The forum — moderated by Lisa Rayam of NPR’s “Morning Edition” — was hosted by the Upper Westside Improvement District, Northwest Community Alliance, and the Works development in the Upper Westside.
Moore and Dickens repeatedly referred to the “cloud of corruption” at City Hall. Moore said our elected leaders must serve ethically with accountability.
Reed ignored the mudslinging and said up to 30% of Atlanta’s revenue is at stake if the Buckhead community secedes from Atlanta. Reed said he can reduce crime in Atlanta and stave off the cityhood movement.
The candidates all agreed that Buckhead shouldn’t leave Atlanta.
“Buckhead wants to divorce from the city of Atlanta and we know that with divorce comes alimony,” Moore said.
Moore and Reed said that officers on desk duty should be patrolling the streets during the crime wave. Moore promised to address issues within the police force by enacting a “culture change” to boost the morale needed to improve each officer’s ability to address crime.

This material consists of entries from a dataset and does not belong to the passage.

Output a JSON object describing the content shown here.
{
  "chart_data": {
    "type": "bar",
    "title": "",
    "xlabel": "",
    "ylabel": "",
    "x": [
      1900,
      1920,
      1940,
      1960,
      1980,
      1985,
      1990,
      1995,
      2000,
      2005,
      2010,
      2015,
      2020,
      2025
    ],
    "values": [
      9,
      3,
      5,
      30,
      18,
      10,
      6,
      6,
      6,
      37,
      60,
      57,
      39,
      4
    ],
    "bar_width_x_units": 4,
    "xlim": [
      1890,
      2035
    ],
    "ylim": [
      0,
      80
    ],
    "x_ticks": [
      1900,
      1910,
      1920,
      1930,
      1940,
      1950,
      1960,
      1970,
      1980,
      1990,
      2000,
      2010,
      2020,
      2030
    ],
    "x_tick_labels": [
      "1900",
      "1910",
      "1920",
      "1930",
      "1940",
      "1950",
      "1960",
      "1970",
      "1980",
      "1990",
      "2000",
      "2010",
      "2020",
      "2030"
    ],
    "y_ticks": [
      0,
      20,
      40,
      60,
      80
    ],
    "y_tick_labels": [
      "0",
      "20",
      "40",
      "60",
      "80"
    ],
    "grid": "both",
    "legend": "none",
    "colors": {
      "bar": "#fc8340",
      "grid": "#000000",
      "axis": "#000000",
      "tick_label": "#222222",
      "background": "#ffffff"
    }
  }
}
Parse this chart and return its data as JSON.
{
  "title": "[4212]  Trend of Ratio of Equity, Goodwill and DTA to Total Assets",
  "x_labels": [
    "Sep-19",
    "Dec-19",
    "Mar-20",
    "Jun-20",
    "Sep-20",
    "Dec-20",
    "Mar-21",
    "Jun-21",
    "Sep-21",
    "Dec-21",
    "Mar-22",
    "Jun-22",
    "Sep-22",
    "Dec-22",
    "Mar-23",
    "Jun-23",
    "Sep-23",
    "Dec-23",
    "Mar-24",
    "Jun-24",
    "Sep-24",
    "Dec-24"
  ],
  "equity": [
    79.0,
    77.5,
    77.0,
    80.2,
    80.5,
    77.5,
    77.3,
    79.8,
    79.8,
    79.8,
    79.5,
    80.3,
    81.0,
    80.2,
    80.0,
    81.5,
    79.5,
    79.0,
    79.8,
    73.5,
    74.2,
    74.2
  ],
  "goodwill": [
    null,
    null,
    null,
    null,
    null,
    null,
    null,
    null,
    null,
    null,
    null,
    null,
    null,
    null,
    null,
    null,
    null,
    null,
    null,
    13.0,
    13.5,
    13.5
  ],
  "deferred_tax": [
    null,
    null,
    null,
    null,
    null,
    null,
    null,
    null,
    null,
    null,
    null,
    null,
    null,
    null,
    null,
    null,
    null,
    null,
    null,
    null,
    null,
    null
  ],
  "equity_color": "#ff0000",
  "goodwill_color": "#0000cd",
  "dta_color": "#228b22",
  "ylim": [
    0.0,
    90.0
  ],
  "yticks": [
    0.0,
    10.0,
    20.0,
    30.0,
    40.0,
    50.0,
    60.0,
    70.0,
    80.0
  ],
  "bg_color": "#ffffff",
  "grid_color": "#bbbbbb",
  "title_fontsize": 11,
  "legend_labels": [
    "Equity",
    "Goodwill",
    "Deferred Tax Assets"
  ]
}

Reed said he wants to give the police department control of the officer hiring process to get up to 750 more officers as soon as possible. He wants to use the city’s $200 million in reserves to address “hotspots” in the city, to reopen recreation centers, and to fund more youth programs.
But Gay said Atlanta can’t rely on past leadership to address crime. She said non-emergency situations require social and mental health services, and that police need to learn “smarter strategies” to address crime, or else those officers will be removed.
Brown said more officers won’t solve the generational poverty that’s “the root cause” of crime. However, Brown and Dickens both said they wouldn’t “defund the police” either. Instead, the councilmen said they would expand community policing programs.
Brown also said he supports Bottoms’ desire to close the city’s detention center to create an equity center, which could address homelessness in Atlanta.
Dickens, Gay, Moore and Reed disagreed. They said the Atlanta City Detention Center could address overcrowding at the Fulton County jail, which Gay called “an inhumane housing crisis.”
“It should not be closed and we should not have announced that it was closing in the middle of a global pandemic and a surge in crime. Atlanta has about 500 to 600 repeat offenders,” Reed said.
Atlanta Journal-Constitution reporter J.D. Capelouto contributed to this article.